Московское житье-бытье Смутного времени показывает одна грамотка-жалобница: «…в ночи на овторник два человека ляцкой породы, со своим бутенантом, приходили жегчи мое дворенко. И я с ребятишками, послышав, выскочили на улку и почали гаркать. И те ляцкие люди побежали и на Коровьем броду сожгли овин. А приходили по наущенью вора, мирского захребетника Митьки Олферова».
После изгнанья врагов было указано:
«Всем того дела беречь и остерегаться, чтобы воров не укрывать по дружбе. А на добрых людей по недружбе поклепов не сказывать».
Москва не изнемогла в напастях. Корабль ее жизни плывет дальше. Белокаменная зорко следит, чтобы нигде не учинилось порухи ея имени. В Мадриде московских послов невежливо спросили:
– Правда ли, что Москву часто разоряют чужеземцы?
Послы ответили:
– Рати бывали. И теперь всему миру ведомо, что к Москве войною ходить дело неприбыльное. А ваши гишпанские пристани арапы разоряют каждогодно. Мы, идучи кораблем, разоренные ваши морские города видели.
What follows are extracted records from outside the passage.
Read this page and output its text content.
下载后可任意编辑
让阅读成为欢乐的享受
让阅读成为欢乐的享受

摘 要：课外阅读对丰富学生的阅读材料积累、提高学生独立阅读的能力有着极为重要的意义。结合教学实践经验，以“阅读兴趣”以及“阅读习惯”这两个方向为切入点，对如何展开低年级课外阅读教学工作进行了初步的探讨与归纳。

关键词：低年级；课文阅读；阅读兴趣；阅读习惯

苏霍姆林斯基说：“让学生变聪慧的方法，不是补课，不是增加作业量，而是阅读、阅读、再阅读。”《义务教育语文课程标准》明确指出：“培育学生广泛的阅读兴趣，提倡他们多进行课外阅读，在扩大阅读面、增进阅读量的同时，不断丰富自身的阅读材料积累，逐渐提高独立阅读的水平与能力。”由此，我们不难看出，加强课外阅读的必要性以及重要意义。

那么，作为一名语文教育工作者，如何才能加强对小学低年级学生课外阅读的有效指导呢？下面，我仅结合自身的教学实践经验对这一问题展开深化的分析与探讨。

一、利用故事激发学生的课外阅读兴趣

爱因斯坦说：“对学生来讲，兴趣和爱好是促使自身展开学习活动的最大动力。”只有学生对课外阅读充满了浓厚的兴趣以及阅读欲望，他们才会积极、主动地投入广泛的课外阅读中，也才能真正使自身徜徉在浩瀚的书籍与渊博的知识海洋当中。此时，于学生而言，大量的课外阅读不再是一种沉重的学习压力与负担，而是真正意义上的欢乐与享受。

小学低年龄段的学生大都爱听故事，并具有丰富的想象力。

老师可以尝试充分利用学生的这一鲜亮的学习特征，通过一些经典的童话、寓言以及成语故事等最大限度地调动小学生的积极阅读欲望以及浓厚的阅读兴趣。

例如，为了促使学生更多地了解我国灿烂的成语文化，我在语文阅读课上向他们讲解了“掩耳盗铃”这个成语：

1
И о том печалились…
Испанская королева готовила в Москву ответную грамоту. Послы наказывали: «Чтобы в грамоте, какову шлют с нами на Москву, титлы преименитого Московского государства были написаны сполна». Раз десять переписывала королевина канцелярия ответную грамоту. То оказывалось, что грамота подчищена. «И нам такой чищеной хартии казать на Москве не дове-детца». Недовольны послы и новым списком. «Хотя титульные речи написаны сполна, а не по чину. И вы бы, которые слова у вас писаны позади, поставили напереди». Канцелярия доказывала: «Российских титулов гишпанскою речью нельзя перевесть слово в слово, для того что грамматика не сходствует». Послы не сдавались: «Хотя и не сходствует, но вы для всемирного покоя и тишины и для первого нашего любительного к вам приезда учините в грамоте по-нашему».
Титул Московского царства чрезвычайно высоко ставил Иван Грозный. Лично свой род он исчислял от римского цезаря Августа и большинство современных монархов считал худородными.
В ответ на «звягливое» послание шведского короля царь пишет:
«Нам твои титулы дьяк до обеда вычесть не поспел. В которых ты своих чуланах откопал, что твой род от кесарей римских? А на Москве добре ведомо, что твой род сермяжный. Ты забыл, а мы знаем: твой родитель, в рукавицы нарядяся, по рынку ходит, коней меняет, жеребцам в зубы смотрит. И ты над твоими думными боярами не больше и не краше старосты в деревне. И потому тебе непригоже с нами, великим государем московским, лицо в лицо грамотами ссылатись. А пиши ты к нам через наместника. Не обидься… Еще звонишь ты в большой звон, что Москва твои рубежи воюет. Мы про то не слыхали. Знатца, порубежные мужики спьяна подрались, а твоему величеству война приснилась… Не затевай! Не мастери кроволитья! А некоторые плачевные гласы во вселенную пущены, что московский-де царь великость новгородскую потоптал, и я спрошу: „Тем ли Новгород велик был, что с Литвою стакався, на Московское государство злоумышлял? То ли теперь Новгороду бесчестье, что со всею Русиею в единомыслии стоит?“ Еще пишешь, будто Москва окраинные города от латинских королей отлучить замышляет… А и то бы не дико: вера едина, язык един… А что твое величество, взяв собачий рот, лаю пишет, будто я твою жену у тебя отымаю, и о том у нас много смеху было…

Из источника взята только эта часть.